Но «собачка» не закрывается. Она встает на дыбы, беснуется, показывает язык, злобно урчит, жалобно взвизгивает, никак не желая смиренно улечься в пазы и замкнуть элеватор. Петро терпеливо ждет, потом кладет свою руку на мою — назад, вверх, вперед, щелк!

— Нормально.

Грохочут дизели, таль-блок тащит инструмент наверх, обнажая дымящиеся бока очередной свечи, по которой стекает раствор. «Лей!» — говорит Гриша, и я хватаю шланг, струя бьет по трубе, смывая глину, верхонки сразу же промокают, вода хлюпает под ногами, хлюпает в сапогах; «чах-чах-чах-чах!» — сипло бормочет автоматический ключ, раскрепляя свечи; Петро толкает на муфту разрезанный вдоль железный бочонок, который игриво зовут «юбкой». Где-то была щеколда — где? где? где? — я же помню, как «юбка» запахивалась на лету, едва коснувшись трубы. Где же щеколда? где? Под «юбкой» бурлит раствор, бьет в щели, и желтые струи, острые, как спицы, настигают повсюду. Вроде удалось... Теперь надо взять крючок и поставить свечу на подсвечник. Да что она, живая, что ли?! Свеча болтает меня над ротором, нет, лучше бы она была резиновая или ватная — пожалуй, лучше ватная. Петро коротко говорит: «Пусти!» — и подталкивает свечу еле заметным движением кисти, и вот уже свеча стоит как вкопанная на своем месте, в батарее других — все так просто, только от лихого стереотипа «как-же-это-я-и-не-смогу?» остается лишь потная растерзанная оболочка, а от инструкций, воспоминаний, сомнений и скоротечных книжных познаний — слипшийся бумажный комок, плотно заполнивший подчерепное пространство.

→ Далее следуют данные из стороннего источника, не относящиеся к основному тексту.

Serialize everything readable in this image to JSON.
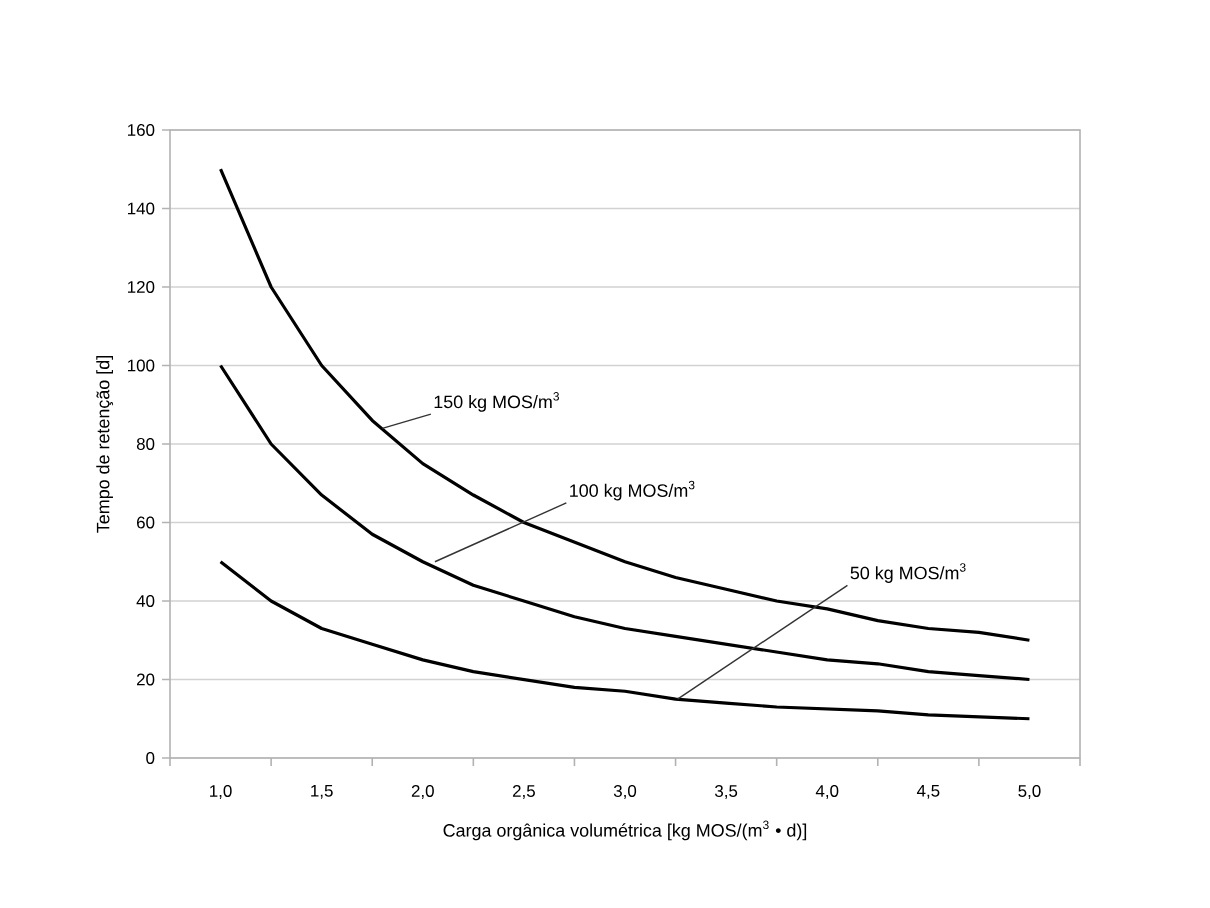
{
  "chart_data": {
    "type": "line",
    "xlabel": "Carga orgânica volumétrica [kg MOS/(m$^{3}$ • d)]",
    "ylabel": "Tempo de retenção [d]",
    "x": [
      1.0,
      1.25,
      1.5,
      1.75,
      2.0,
      2.25,
      2.5,
      2.75,
      3.0,
      3.25,
      3.5,
      3.75,
      4.0,
      4.25,
      4.5,
      4.75,
      5.0
    ],
    "series": [
      {
        "color": "#000000",
        "values": [
          150,
          120,
          100,
          86,
          75,
          67,
          60,
          55,
          50,
          46,
          43,
          40,
          38,
          35,
          33,
          32,
          30
        ]
      },
      {
        "color": "#000000",
        "values": [
          100,
          80,
          67,
          57,
          50,
          44,
          40,
          36,
          33,
          31,
          29,
          27,
          25,
          24,
          22,
          21,
          20
        ]
      },
      {
        "color": "#000000",
        "values": [
          50,
          40,
          33,
          29,
          25,
          22,
          20,
          18,
          17,
          15,
          14,
          13,
          12.5,
          12,
          11,
          10.5,
          10
        ]
      }
    ],
    "xlim": [
      0.75,
      5.25
    ],
    "xticks": [
      {
        "value": 0.75,
        "label": null
      },
      {
        "value": 1.0,
        "label": "1,0"
      },
      {
        "value": 1.25,
        "label": null
      },
      {
        "value": 1.5,
        "label": "1,5"
      },
      {
        "value": 1.75,
        "label": null
      },
      {
        "value": 2.0,
        "label": "2,0"
      },
      {
        "value": 2.25,
        "label": null
      },
      {
        "value": 2.5,
        "label": "2,5"
      },
      {
        "value": 2.75,
        "label": null
      },
      {
        "value": 3.0,
        "label": "3,0"
      },
      {
        "value": 3.25,
        "label": null
      },
      {
        "value": 3.5,
        "label": "3,5"
      },
      {
        "value": 3.75,
        "label": null
      },
      {
        "value": 4.0,
        "label": "4,0"
      },
      {
        "value": 4.25,
        "label": null
      },
      {
        "value": 4.5,
        "label": "4,5"
      },
      {
        "value": 4.75,
        "label": null
      },
      {
        "value": 5.0,
        "label": "5,0"
      },
      {
        "value": 5.25,
        "label": null
      }
    ],
    "ylim": [
      0,
      160
    ],
    "yticks": [
      0,
      20,
      40,
      60,
      80,
      100,
      120,
      140,
      160
    ],
    "grid": "y",
    "marker": "none",
    "line_style": "solid",
    "annotations": [
      {
        "text": "150 kg MOS/m$^{3}$",
        "x": 1.8,
        "y": 84
      },
      {
        "text": "100 kg MOS/m$^{3}$",
        "x": 2.06,
        "y": 50
      },
      {
        "text": "50 kg MOS/m$^{3}$",
        "x": 3.26,
        "y": 15
      }
    ]
  }
}
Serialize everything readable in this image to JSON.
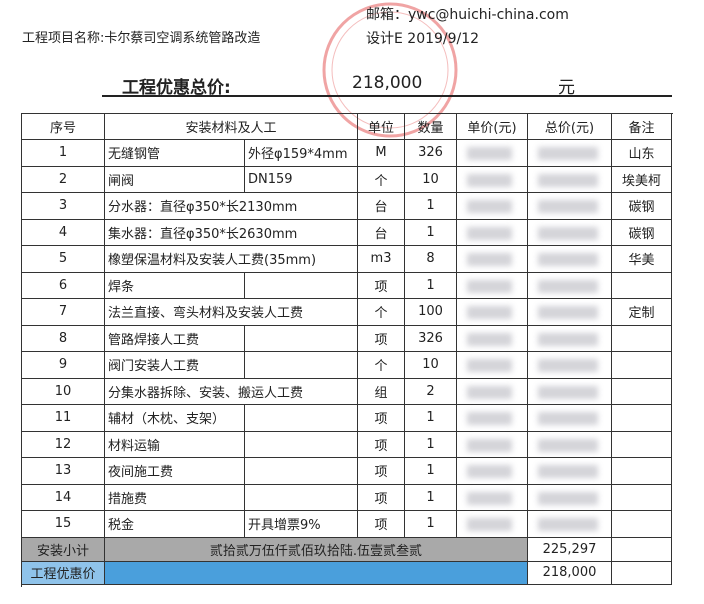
{
  "header": {
    "project": "工程项目名称:卡尔蔡司空调系统管路改造",
    "email": "邮箱：ywc@huichi-china.com",
    "design_date": "设计E 2019/9/12",
    "total_label": "工程优惠总价:",
    "total_value": "218,000",
    "total_unit": "元"
  },
  "table": {
    "columns": [
      "序号",
      "安装材料及人工",
      "单位",
      "数量",
      "单价(元)",
      "总价(元)",
      "备注"
    ],
    "rows": [
      {
        "no": 1,
        "name": "无缝钢管",
        "spec": "外径φ159*4mm",
        "unit": "M",
        "qty": 326,
        "remark": "山东"
      },
      {
        "no": 2,
        "name": "闸阀",
        "spec": "DN159",
        "unit": "个",
        "qty": 10,
        "remark": "埃美柯"
      },
      {
        "no": 3,
        "name": "分水器：直径φ350*长2130mm",
        "unit": "台",
        "qty": 1,
        "remark": "碳钢"
      },
      {
        "no": 4,
        "name": "集水器：直径φ350*长2630mm",
        "unit": "台",
        "qty": 1,
        "remark": "碳钢"
      },
      {
        "no": 5,
        "name": "橡塑保温材料及安装人工费(35mm)",
        "unit": "m3",
        "qty": 8,
        "remark": "华美"
      },
      {
        "no": 6,
        "name": "焊条",
        "unit": "项",
        "qty": 1
      },
      {
        "no": 7,
        "name": "法兰直接、弯头材料及安装人工费",
        "unit": "个",
        "qty": 100,
        "remark": "定制"
      },
      {
        "no": 8,
        "name": "管路焊接人工费",
        "unit": "项",
        "qty": 326
      },
      {
        "no": 9,
        "name": "阀门安装人工费",
        "unit": "个",
        "qty": 10
      },
      {
        "no": 10,
        "name": "分集水器拆除、安装、搬运人工费",
        "unit": "组",
        "qty": 2
      },
      {
        "no": 11,
        "name": "辅材（木枕、支架）",
        "unit": "项",
        "qty": 1
      },
      {
        "no": 12,
        "name": "材料运输",
        "unit": "项",
        "qty": 1
      },
      {
        "no": 13,
        "name": "夜间施工费",
        "unit": "项",
        "qty": 1
      },
      {
        "no": 14,
        "name": "措施费",
        "unit": "项",
        "qty": 1
      },
      {
        "no": 15,
        "name": "税金",
        "spec": "开具增票9%",
        "unit": "项",
        "qty": 1
      }
    ],
    "subtotal": {
      "label": "安装小计",
      "words": "贰拾贰万伍仟贰佰玖拾陆.伍壹贰叁贰",
      "total": "225,297"
    },
    "discount": {
      "label": "工程优惠价",
      "total": "218,000"
    }
  }
}
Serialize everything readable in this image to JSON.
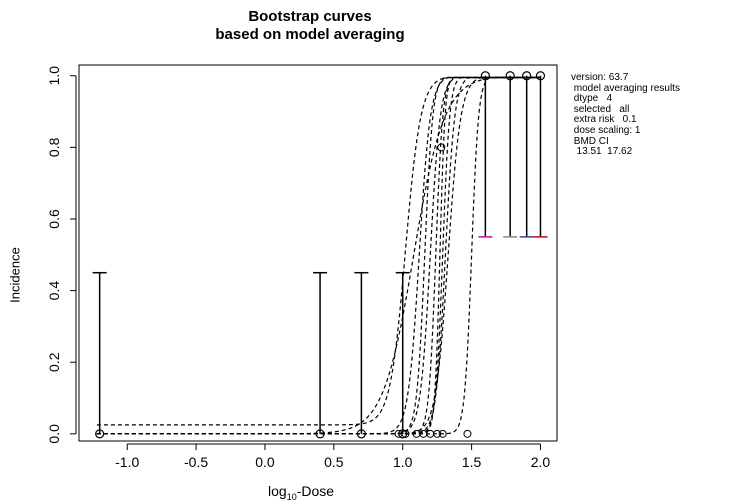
{
  "chart_data": {
    "type": "line",
    "title_line1": "Bootstrap curves",
    "title_line2": "based on model averaging",
    "xlabel_base": "log",
    "xlabel_sub": "10",
    "xlabel_rest": "-Dose",
    "ylabel": "Incidence",
    "xlim": [
      -1.35,
      2.12
    ],
    "ylim": [
      -0.02,
      1.03
    ],
    "x_ticks": [
      -1.0,
      -0.5,
      0.0,
      0.5,
      1.0,
      1.5,
      2.0
    ],
    "x_tick_labels": [
      "-1.0",
      "-0.5",
      "0.0",
      "0.5",
      "1.0",
      "1.5",
      "2.0"
    ],
    "y_ticks": [
      0.0,
      0.2,
      0.4,
      0.6,
      0.8,
      1.0
    ],
    "y_tick_labels": [
      "0.0",
      "0.2",
      "0.4",
      "0.6",
      "0.8",
      "1.0"
    ],
    "observed_points": [
      {
        "x": -1.2,
        "y": 0.0
      },
      {
        "x": 0.4,
        "y": 0.0
      },
      {
        "x": 0.7,
        "y": 0.0
      },
      {
        "x": 1.0,
        "y": 0.0
      },
      {
        "x": 1.6,
        "y": 1.0
      },
      {
        "x": 1.78,
        "y": 1.0
      },
      {
        "x": 1.9,
        "y": 1.0
      },
      {
        "x": 2.0,
        "y": 1.0
      }
    ],
    "error_bars": [
      {
        "x": -1.2,
        "low": 0.0,
        "high": 0.45,
        "color": "#000000"
      },
      {
        "x": 0.4,
        "low": 0.0,
        "high": 0.45,
        "color": "#000000"
      },
      {
        "x": 0.7,
        "low": 0.0,
        "high": 0.45,
        "color": "#000000"
      },
      {
        "x": 1.0,
        "low": 0.0,
        "high": 0.45,
        "color": "#000000"
      },
      {
        "x": 1.6,
        "low": 0.55,
        "high": 1.0,
        "color": "#cc00cc"
      },
      {
        "x": 1.78,
        "low": 0.55,
        "high": 1.0,
        "color": "#888888"
      },
      {
        "x": 1.9,
        "low": 0.55,
        "high": 1.0,
        "color": "#2a4a8a"
      },
      {
        "x": 2.0,
        "low": 0.55,
        "high": 1.0,
        "color": "#d40000"
      }
    ],
    "curve_points": [
      {
        "x": 0.97,
        "y": 0.0
      },
      {
        "x": 1.02,
        "y": 0.0
      },
      {
        "x": 1.1,
        "y": 0.0
      },
      {
        "x": 1.15,
        "y": 0.0
      },
      {
        "x": 1.2,
        "y": 0.0
      },
      {
        "x": 1.25,
        "y": 0.0
      },
      {
        "x": 1.29,
        "y": 0.0
      },
      {
        "x": 1.47,
        "y": 0.0
      },
      {
        "x": 1.28,
        "y": 0.8
      }
    ],
    "bootstrap_curves": [
      {
        "x50": 1.02,
        "k": 18,
        "lower": 0.025
      },
      {
        "x50": 1.08,
        "k": 9,
        "lower": 0.0
      },
      {
        "x50": 1.12,
        "k": 25,
        "lower": 0.0
      },
      {
        "x50": 1.16,
        "k": 35,
        "lower": 0.0
      },
      {
        "x50": 1.2,
        "k": 28,
        "lower": 0.0
      },
      {
        "x50": 1.24,
        "k": 40,
        "lower": 0.0
      },
      {
        "x50": 1.27,
        "k": 55,
        "lower": 0.0
      },
      {
        "x50": 1.29,
        "k": 40,
        "lower": 0.0
      },
      {
        "x50": 1.31,
        "k": 30,
        "lower": 0.0
      },
      {
        "x50": 1.33,
        "k": 22,
        "lower": 0.0
      },
      {
        "x50": 1.5,
        "k": 40,
        "lower": 0.0
      }
    ]
  },
  "info_panel": {
    "line1": "version: 63.7",
    "line2": " model averaging results",
    "line3": " dtype   4",
    "line4": " selected   all",
    "line5": " extra risk   0.1",
    "line6": " dose scaling: 1",
    "line7": " BMD CI",
    "line8": "  13.51  17.62"
  }
}
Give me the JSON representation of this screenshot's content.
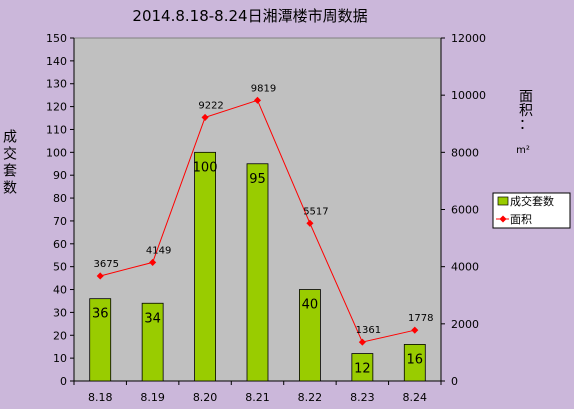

Гриша замер у тормоза и, не поворачивая головы, не отрываясь, разглядывает щит гидравлического индикатора веса; Петро после каждой свечи выходит на козырек, посматривает на пустынную тундру, на пустое небо, на туманное море, но едва элеватор нависает над ротором, как Петро уже здесь и спокойно, невозмутимо, без спешки и Суеты делает свое дело — он все всегда успевает.

Год спустя мы сидели с Гришей за бутылкой отпускного вина, и он говорил мне: «Я в тот день чуть шею себе не сломал. Шея затекла, а повернуться я не мог. Некуда повернуться. Везде ты — на арене выступаешь. Петру хорошо — он на козырек выйдет и давится там от смеха. А я не могу, у меня рука на тормозе. — И он улыбнулся, сверкнув своими хитрыми глазами: — Ну, ты хорош был... Олег Попов». — «А я-то думал...» — «Ну, и правильно думал. Мы и хотели чтобы ты так думал. Будто я своей первой вахты не помню! Петро не помнит! Помним, все помним...»

С маху закрыв воротца — это надо же! — отступаю назад, невероятно довольный собой. Спотыкаюсь о шланг. Падаю.

— Тише ты, — говорит Гриша. — Свечи переломаешь.

Сколько прошло времени? Наверное, вахта подходит к концу. Скорее бы. Хотя нет — ведь ужин в половине восьмого, а еще никто не ходил. Неужели даже трех часов не прошло? Не может быть... Солнце... Нет, по солнцу не поймешь. Оно висят как пришитое. Прибитое гвоздями. Из скважины выползает свеча, и раствор светлеет, высыхая. Петро смотрит на часы.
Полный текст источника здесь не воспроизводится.